L’enfant de Bonneveine

Yohann, lui, a commencé la boxe plus jeune que Dimitri, à 15 ans. Adolescent, il fait énormément de planche à voile. C’est à l’invitation d’un garçon du lycée qu’il tente les arts martiaux. Il commence par le sambo (qui regroupe, grossièrement, judo, boxe et lutte). Il prend vite de l’assurance : « Peu importe le physique : on se rend rapidement compte que faire peur et avoir des gros bras ne suffit pas. » L’avantage de commencer jeune, c’est l’acquisition des réflexes et des postures. « Quand tu commences enfant, tu es détendu sur le ring ensuite. Il faut juste faire attention à ne pas se prendre de coups dans la tête. »

« Au départ, je me faisais tabasser ; je n’étais bon qu’à prendre des coups. Un an plus tard, les mêmes gars me respectaient et faisaient attention à moi. » Il commence les combats. Un an et demi plus tard, il est champion de France en Alsace. Il enchaîne. Alors qu’il n’a pas 18 ans, il reste invaincu et a environ 25 combats à son actif. Mais à l’époque, le MMA n’est pas reconnu en France (la légalisation du MMA date seulement du 1er janvier 2020) ; de même que son équivalent, le pancrace.

Yohann Drai passe en pieds-poings et enchaîne les défaites, essayant de se placer à un niveau qu’il ne possède pas encore. « Je m’entraînais avec des Tchétchènes, très forts en lutte. » Mais sa persévérance paye, puisqu’à près de 18 ans, il devient champion de France de boxe thaï.

Scaphandrier ou boxeur ?

Un bac éco et six mois à la faculté de maths l’étiolent. Il passe une formation pour devenir scaphandrier (effectuer sous l’eau des travaux sur des bateaux). Parallèlement, il passe une heure à s’entraîner chaque soir. Mais cette routine est mise à mal par son départ sur les plates-formes pétrolières en Afrique.

Ayant mis de l’argent de côté, il part pour Amsterdam. Il y a là-bas de bons clubs et des professionnels. Pendant trois mois, il s’entraîne dur, apprend à travailler tous les aspects de la technique (le cardio etc.) et le mental. Mais la vie là-bas ne lui plaît pas : le froid et la pluie jouent sur son moral. Il rentre, part travailler quelques mois en Libye (nous sommes en 2014, juste avant l’explosion de l’aéroport de Tripoli). De retour en France, Yohann se rend bien compte que c’est à 20 ans qu’il doit choisir sa route ; après il sera trop tard. Raison ou folie ? Il choisit sa passion.

Saisir la chance

Un ami (également ami de Dimitri Masson) lui propose de partir pour la Thaïlande. Yohann saisit sa chance et est séduit : après 2-3 mois d’adaptation, il s’est adapté à l’atmosphère des camps, et commence à combattre. Il alterne victoires et défaites.

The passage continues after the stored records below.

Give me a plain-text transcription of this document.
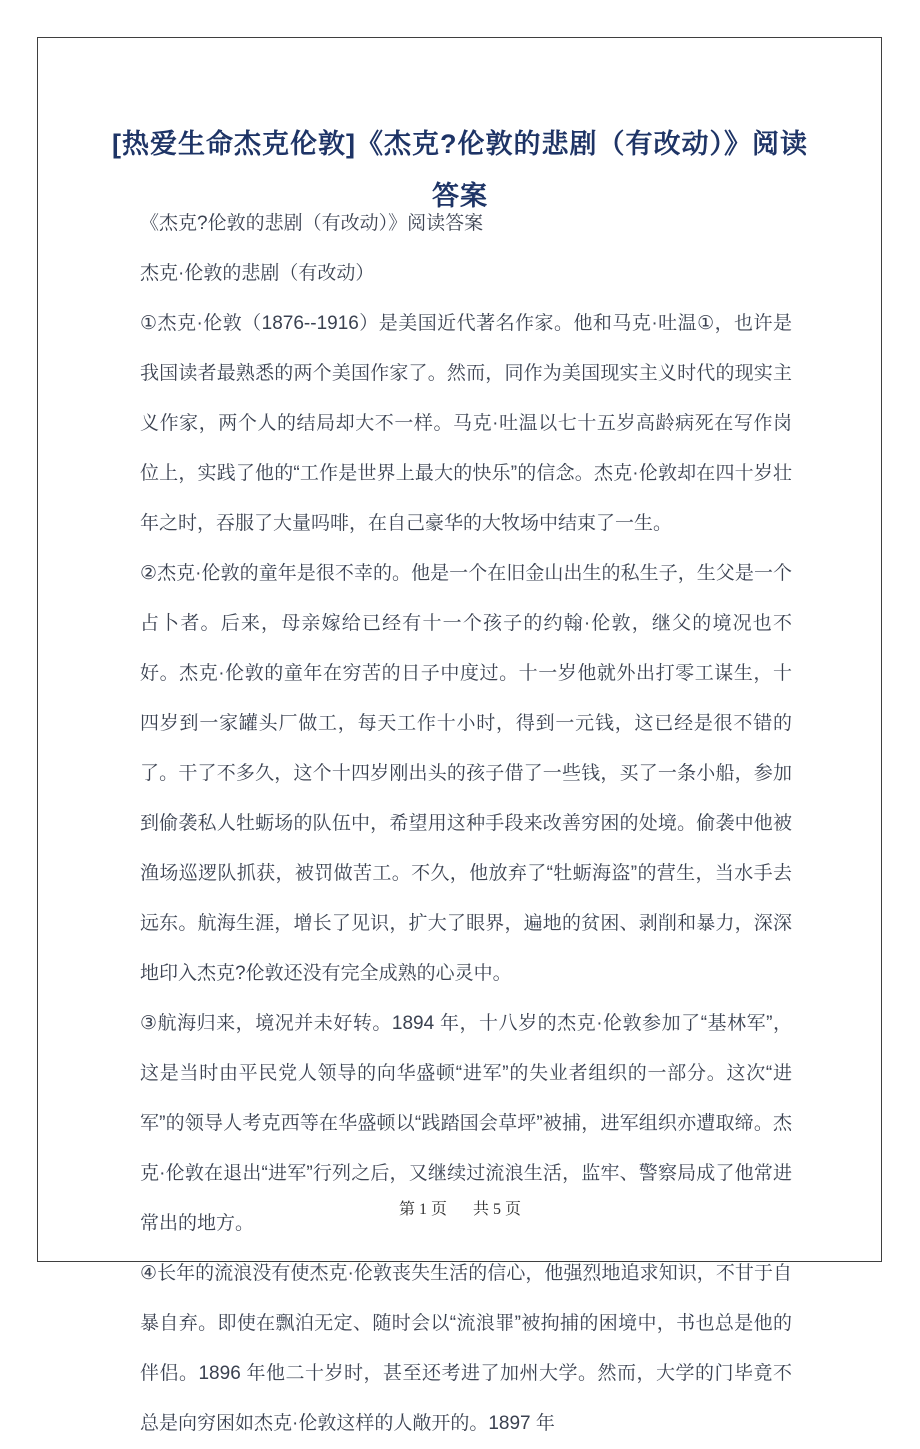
[热爱生命杰克伦敦]《杰克?伦敦的悲剧（有改动）》阅读答案

《杰克?伦敦的悲剧（有改动）》阅读答案

杰克·伦敦的悲剧（有改动）

①杰克·伦敦（1876--1916）是美国近代著名作家。他和马克·吐温①，也许是我国读者最熟悉的两个美国作家了。然而，同作为美国现实主义时代的现实主义作家，两个人的结局却大不一样。马克·吐温以七十五岁高龄病死在写作岗位上，实践了他的“工作是世界上最大的快乐”的信念。杰克·伦敦却在四十岁壮年之时，吞服了大量吗啡，在自己豪华的大牧场中结束了一生。

②杰克·伦敦的童年是很不幸的。他是一个在旧金山出生的私生子，生父是一个占卜者。后来，母亲嫁给已经有十一个孩子的约翰·伦敦，继父的境况也不好。杰克·伦敦的童年在穷苦的日子中度过。十一岁他就外出打零工谋生，十四岁到一家罐头厂做工，每天工作十小时，得到一元钱，这已经是很不错的了。干了不多久，这个十四岁刚出头的孩子借了一些钱，买了一条小船，参加到偷袭私人牡蛎场的队伍中，希望用这种手段来改善穷困的处境。偷袭中他被渔场巡逻队抓获，被罚做苦工。不久，他放弃了“牡蛎海盗”的营生，当水手去远东。航海生涯，增长了见识，扩大了眼界，遍地的贫困、剥削和暴力，深深地印入杰克?伦敦还没有完全成熟的心灵中。

③航海归来，境况并未好转。1894 年，十八岁的杰克·伦敦参加了“基林军”，这是当时由平民党人领导的向华盛顿“进军”的失业者组织的一部分。这次“进军”的领导人考克西等在华盛顿以“践踏国会草坪”被捕，进军组织亦遭取缔。杰克·伦敦在退出“进军”行列之后，又继续过流浪生活，监牢、警察局成了他常进常出的地方。

④长年的流浪没有使杰克·伦敦丧失生活的信心，他强烈地追求知识，不甘于自暴自弃。即使在飘泊无定、随时会以“流浪罪”被拘捕的困境中，书也总是他的伴侣。1896 年他二十岁时，甚至还考进了加州大学。然而，大学的门毕竟不总是向穷困如杰克·伦敦这样的人敞开的。1897 年

第 1 页 共 5 页
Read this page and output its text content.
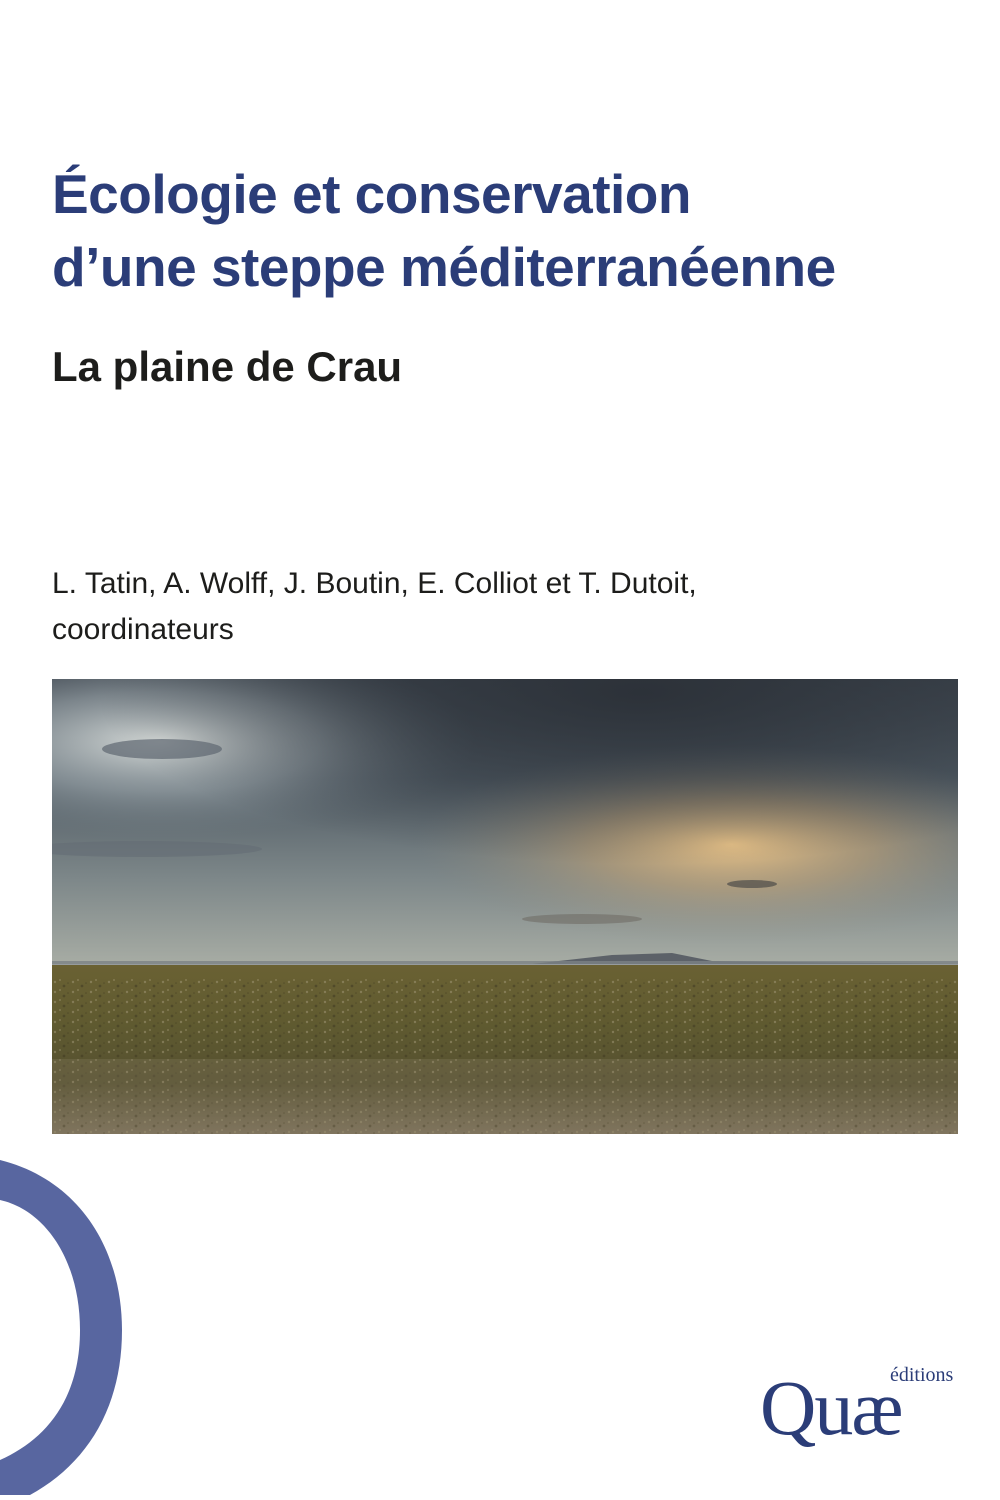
Écologie et conservation
d’une steppe méditerranéenne
La plaine de Crau
L. Tatin, A. Wolff, J. Boutin, E. Colliot et T. Dutoit,
coordinateurs
éditions
Quæ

Son combat le plus difficile, il s’en souvient comme si c’était hier. Il était au Thaï Fight de Bangkok (qui accueille des événements). A la fin des trois combats précédents, les boxeurs étrangers étaient partis sur une civière… La pression est immense : « 10 000 personnes autour, qui encouragent les Thaï et crient contre moi… J’avais l’impression de jouer ma vie. » Il est défait face à un Thaï nommé Iquezang, qu’il retrouvera d’ailleurs à Paris quelques années plus tard, avec beaucoup plus d’assurance.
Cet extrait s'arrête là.